Traditional Tiramisu

Traditional Tiramisu

Tear-ah-mee-sue. Tier-i-mih-soo. Teramesoo. 
I give up. I can't pronounce this italian dessert for the life of me but I can put it in my mouth and that's all that matters.

Sweet baby Jesus. This is delicious. It might be my favorite thing to eat this month. 

While I've never been to Italy myself the great thing about New York is there are amazing Italian restaurants and markets just around the corner. One of my favorite local Park Slope spots is Russo's Italian market. It's filled to the brim with all sorts or italian olive oils, pastas, homemade raviolis, cheeses, sodas, olives, and more. The hardest part of coming home after a long day of work is not buying an obscene amount of fresh carbs from Russo's. Sometimes I give in. 
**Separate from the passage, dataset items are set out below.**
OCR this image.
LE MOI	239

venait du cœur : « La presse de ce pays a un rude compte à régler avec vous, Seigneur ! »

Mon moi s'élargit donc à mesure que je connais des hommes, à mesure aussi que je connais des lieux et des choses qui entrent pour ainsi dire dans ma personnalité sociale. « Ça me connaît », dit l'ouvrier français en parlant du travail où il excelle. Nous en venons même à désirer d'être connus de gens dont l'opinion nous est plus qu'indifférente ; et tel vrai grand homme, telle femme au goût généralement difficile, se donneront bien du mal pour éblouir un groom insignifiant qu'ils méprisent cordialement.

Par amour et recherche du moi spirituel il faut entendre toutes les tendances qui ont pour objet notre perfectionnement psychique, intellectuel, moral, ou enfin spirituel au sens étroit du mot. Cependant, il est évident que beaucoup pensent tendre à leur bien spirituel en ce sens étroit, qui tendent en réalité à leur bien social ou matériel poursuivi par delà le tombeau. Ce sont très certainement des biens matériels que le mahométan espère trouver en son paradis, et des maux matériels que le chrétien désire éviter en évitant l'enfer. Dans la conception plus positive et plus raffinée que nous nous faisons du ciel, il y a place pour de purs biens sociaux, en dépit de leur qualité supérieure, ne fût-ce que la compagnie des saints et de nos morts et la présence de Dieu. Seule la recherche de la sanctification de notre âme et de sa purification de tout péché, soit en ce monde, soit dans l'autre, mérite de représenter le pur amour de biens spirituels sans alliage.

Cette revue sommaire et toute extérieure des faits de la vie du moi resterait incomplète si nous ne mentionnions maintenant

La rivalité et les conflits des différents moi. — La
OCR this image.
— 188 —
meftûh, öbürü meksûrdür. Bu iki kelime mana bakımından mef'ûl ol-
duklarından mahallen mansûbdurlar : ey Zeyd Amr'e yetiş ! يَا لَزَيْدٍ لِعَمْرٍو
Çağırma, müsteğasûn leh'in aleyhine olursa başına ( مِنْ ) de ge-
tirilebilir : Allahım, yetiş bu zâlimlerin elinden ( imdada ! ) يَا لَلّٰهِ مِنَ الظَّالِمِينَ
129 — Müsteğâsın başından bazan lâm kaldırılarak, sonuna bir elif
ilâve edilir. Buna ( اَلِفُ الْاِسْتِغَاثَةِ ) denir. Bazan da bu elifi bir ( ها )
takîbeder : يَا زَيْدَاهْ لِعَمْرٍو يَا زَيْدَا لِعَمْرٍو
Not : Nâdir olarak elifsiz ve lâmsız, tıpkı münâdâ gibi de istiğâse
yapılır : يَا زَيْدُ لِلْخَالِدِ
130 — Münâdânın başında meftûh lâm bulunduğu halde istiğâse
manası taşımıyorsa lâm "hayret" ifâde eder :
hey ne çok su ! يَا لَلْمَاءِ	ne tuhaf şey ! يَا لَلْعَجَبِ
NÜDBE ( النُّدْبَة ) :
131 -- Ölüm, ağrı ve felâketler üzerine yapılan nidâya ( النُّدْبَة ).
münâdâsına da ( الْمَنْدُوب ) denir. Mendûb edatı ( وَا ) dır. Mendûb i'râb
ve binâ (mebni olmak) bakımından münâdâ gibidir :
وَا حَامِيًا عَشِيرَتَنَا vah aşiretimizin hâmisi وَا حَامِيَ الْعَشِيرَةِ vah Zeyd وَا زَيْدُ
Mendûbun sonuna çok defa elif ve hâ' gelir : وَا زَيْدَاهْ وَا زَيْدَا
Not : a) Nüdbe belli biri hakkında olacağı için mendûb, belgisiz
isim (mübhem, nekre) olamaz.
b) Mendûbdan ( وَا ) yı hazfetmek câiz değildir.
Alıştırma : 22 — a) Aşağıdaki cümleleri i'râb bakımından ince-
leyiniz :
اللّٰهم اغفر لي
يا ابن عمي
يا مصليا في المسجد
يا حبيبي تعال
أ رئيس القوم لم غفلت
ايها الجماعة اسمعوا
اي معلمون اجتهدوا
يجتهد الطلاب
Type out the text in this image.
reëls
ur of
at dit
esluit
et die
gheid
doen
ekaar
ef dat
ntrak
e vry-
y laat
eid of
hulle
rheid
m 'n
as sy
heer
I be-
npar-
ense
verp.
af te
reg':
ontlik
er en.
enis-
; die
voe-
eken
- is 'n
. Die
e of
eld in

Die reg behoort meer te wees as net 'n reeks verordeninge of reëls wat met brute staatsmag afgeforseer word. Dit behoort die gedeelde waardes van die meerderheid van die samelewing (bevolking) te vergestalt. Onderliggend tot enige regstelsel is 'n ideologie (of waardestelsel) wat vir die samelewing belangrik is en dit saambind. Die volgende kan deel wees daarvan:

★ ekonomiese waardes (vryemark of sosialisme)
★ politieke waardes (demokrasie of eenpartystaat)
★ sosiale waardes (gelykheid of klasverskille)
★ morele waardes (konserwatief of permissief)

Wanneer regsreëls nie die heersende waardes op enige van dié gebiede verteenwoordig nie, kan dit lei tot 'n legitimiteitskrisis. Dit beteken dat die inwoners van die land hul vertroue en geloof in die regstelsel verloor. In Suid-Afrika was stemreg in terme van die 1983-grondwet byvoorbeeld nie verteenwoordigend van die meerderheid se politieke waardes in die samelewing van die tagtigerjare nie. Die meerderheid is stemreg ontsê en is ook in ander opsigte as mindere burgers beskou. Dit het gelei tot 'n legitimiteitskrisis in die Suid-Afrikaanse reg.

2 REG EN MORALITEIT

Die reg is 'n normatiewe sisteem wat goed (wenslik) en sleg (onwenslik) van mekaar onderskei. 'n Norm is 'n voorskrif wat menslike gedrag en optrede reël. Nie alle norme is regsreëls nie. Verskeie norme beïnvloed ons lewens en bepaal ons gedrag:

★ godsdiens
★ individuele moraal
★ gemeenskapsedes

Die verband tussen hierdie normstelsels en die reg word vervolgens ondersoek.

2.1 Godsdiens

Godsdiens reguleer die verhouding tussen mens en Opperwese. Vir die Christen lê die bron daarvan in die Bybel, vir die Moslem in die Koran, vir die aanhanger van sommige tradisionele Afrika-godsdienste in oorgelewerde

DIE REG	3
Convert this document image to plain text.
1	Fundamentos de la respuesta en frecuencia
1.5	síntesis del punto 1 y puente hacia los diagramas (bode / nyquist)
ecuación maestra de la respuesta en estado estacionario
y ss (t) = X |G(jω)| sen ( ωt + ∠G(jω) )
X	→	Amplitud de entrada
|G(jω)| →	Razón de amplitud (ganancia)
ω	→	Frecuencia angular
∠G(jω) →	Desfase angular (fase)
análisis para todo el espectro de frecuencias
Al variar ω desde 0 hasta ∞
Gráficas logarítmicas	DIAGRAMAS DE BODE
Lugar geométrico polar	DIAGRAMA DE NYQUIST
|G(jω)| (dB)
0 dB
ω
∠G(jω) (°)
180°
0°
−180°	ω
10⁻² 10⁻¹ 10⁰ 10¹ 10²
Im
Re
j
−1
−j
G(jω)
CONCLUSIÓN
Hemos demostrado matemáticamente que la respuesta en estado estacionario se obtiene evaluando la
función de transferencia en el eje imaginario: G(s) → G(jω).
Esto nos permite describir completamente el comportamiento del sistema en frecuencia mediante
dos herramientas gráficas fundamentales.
For whatever reason, I could not get Tiramisu off my mind this month so I finally decided to give in and try making it myself. There are so many theories on how to make this Italian dessert the "classic" way, but from what I gathered, truly authentic recipes did not contain whipped cream but some conglomerate of marscarpone and eggs and, of course, Italian made ladyfingers.

Honestly? On their own ladyfinger biscuits are kind of gross. They're plain, dry, and crunchy. But dipped in coffee and liqueur and covered in a sweet, creamy marscarpone they transform into a magical dessert. I mean, you can't go wrong with chocolate, coffee, and sugar. 

The next time you are thinking of taking a trip to Italy, create a mini-vacation in your kitchen. Ciao bella!

Traditional Tiramisu

  • two sleeves of lady fingers
  • 17 oz marscarpone cheese
  • 3 eggs, organic
  • 1/2 cup strong brewed coffee
  • 1/2 cup dark chocolate liquer (or kaluha) 
  • 1 cup sugar
  • bittersweet cocoa, high quality

Separate eggs into whites and yolks into two medium sized bowls. Whip the yolks and granulated sugar together until light and fluffy. Add in the marscarpone and beat until combined.

With very clean beaters whish eggs whites into a meringue. This is best done in a bowl cleaned with vinegar or lemon juice to prevent grease from letting your whites rise into a meringue. Fold the stiff whites into your marscarpone mixture. Add a pinch of salt to enhance the flavor. Use mixture to build your tiramisu right away or store covered in the refrigerator. 

Pour fresh hot coffee and liquer into a wide bowl or container. This is for dipping your ladyfingers. haha. That is a funny sentence. Quickly dip one side of the lady finger into the coffee liquid and place into your prepared springform pan. I used a 9 inch pan. Repeat with more ladyfinger biscuits until you have a tightly packed bottom layer. Cover the ladyfinger layer with half of your marscapone mixture. Sift one two tablespoons cocoa powder over the top. Create another dipped ladyfinger layer and cover with the rest of the marscarpone. Sift two more tablespoons of cocoa powder over the top. Cover and refrigerate four hours or overnight before serving. In all honesty, this tastes better the day after preparing. Sift more cocoa powder over the top before serving. Delizioso!